Match.com to Check Sex Offender Registry

Match.com said Sunday that it will begin screening its users against the national sex offender registry.

The move comes after an entertainment-industry executive who claimed she was raped by a man she met on the dating website filed a lawsuit against the site Wednesday. The woman's lawsuit demands that it increase screening for sexual predators, her attorney said.

Mandy Ginsberg, president of Match.com, told The Associated Press in a statement Sunday that the company had considered such screenings for years, but "their historical unreliability has always led us to conclude against it." Ginsberg said after talking to providers and advisers the last few days, company officials decided to make a change.

"We've been advised that a combination of improved technology and an improved database now enables a sufficient degree of accuracy to move forward with this initiative, despite its continued imperfection."

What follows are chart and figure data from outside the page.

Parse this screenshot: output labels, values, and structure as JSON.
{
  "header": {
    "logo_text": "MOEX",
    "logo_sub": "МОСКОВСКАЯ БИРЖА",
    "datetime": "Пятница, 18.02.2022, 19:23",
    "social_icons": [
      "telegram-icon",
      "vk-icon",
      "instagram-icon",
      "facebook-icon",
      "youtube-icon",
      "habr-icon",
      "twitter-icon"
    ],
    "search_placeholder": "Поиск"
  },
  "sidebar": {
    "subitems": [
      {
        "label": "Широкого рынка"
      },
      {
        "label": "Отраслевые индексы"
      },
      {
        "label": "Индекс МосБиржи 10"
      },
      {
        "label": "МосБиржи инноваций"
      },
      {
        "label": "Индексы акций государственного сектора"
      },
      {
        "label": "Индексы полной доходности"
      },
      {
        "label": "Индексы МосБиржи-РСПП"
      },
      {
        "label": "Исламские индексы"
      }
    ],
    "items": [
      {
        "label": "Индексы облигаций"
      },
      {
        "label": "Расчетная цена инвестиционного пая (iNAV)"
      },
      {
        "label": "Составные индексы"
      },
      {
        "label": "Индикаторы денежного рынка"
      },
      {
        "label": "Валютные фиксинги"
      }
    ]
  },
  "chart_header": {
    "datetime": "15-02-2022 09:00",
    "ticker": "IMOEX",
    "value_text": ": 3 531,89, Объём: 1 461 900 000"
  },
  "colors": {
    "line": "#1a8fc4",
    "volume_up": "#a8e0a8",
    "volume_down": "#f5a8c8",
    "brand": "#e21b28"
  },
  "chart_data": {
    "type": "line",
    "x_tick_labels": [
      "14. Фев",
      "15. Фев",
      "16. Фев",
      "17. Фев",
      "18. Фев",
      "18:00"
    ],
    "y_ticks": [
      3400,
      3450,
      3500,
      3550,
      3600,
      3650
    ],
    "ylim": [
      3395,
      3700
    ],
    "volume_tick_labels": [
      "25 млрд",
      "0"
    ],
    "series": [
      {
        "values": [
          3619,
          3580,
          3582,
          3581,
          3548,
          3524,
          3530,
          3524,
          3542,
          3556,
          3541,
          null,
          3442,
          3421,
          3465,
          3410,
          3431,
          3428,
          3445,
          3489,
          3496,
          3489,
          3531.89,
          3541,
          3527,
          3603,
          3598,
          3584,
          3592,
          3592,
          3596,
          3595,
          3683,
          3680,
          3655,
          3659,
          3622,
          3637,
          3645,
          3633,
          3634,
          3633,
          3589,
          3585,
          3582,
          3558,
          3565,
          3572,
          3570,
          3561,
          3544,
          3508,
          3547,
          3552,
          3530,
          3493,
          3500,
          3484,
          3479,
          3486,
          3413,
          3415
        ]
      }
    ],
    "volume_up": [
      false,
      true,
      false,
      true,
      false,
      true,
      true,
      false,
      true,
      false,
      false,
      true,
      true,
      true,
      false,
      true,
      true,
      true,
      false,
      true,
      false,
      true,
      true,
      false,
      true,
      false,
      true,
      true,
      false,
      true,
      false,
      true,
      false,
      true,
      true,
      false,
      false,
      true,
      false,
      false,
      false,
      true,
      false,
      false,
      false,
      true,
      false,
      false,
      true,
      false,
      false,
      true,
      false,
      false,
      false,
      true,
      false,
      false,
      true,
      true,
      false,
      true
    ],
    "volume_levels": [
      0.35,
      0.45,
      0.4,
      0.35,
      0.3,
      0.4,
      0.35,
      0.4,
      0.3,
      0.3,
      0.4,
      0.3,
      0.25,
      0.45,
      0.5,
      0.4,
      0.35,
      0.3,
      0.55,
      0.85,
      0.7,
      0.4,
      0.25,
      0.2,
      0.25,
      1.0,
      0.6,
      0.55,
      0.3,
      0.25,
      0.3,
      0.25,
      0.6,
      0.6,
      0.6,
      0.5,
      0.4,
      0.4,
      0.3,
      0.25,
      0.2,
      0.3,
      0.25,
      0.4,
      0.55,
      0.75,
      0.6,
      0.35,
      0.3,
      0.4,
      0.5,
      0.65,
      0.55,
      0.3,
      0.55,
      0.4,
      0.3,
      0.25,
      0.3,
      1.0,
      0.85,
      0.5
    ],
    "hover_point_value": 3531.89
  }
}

Attorney Mark L. Webb said last week that he and his client -- who wants to remain anonymous -- may ask a Los Angeles Superior Court judge for a restraining order preventing the website from accepting any new members until a sexual-predator screening system is installed.
  
Website officials said previously that the site includes safety tips and a disclaimer advising members that they are responsible for screening people they meet on the site.
  
"While incidents like this one between individuals who meet on Match.com are extremely rare, it doesn't make them any less horrifying," company officials said in a statement last week.
  
The woman, identified only as Jane Doe, is an Ivy League graduate who works in the television/film industry, according to Webb. She contends she met a man named Alan Paul Wurtzel on Match.com in 2010, and after they went out twice, he allegedly raped her in her apartment.
  
Afterward, the woman later checked up on Wurtzel, and found out he had previous sexual battery convictions, according to Webb.
  
Wurtzel has been charged and is awaiting trial. His attorney, Sharon Morris, told another news agency last week that Wurtzel and the woman had a "consensual encounter."  She said the ``encounter'' was between ``two consenting adults who went on a second date and went back up to her apartment."
  
The alleged victim, however, called the attack a "horrific ordeal" that "completely blindsided me because I had considered myself savvy about online dating safety."
  
"It started with what seemed like a pleasant date at Urth Cafe in West Hollywood," she said. "Things quickly turned into a nightmare, beyond my control. Everyone needs to be aware of the dangers in online dating and realize that it can happen to them."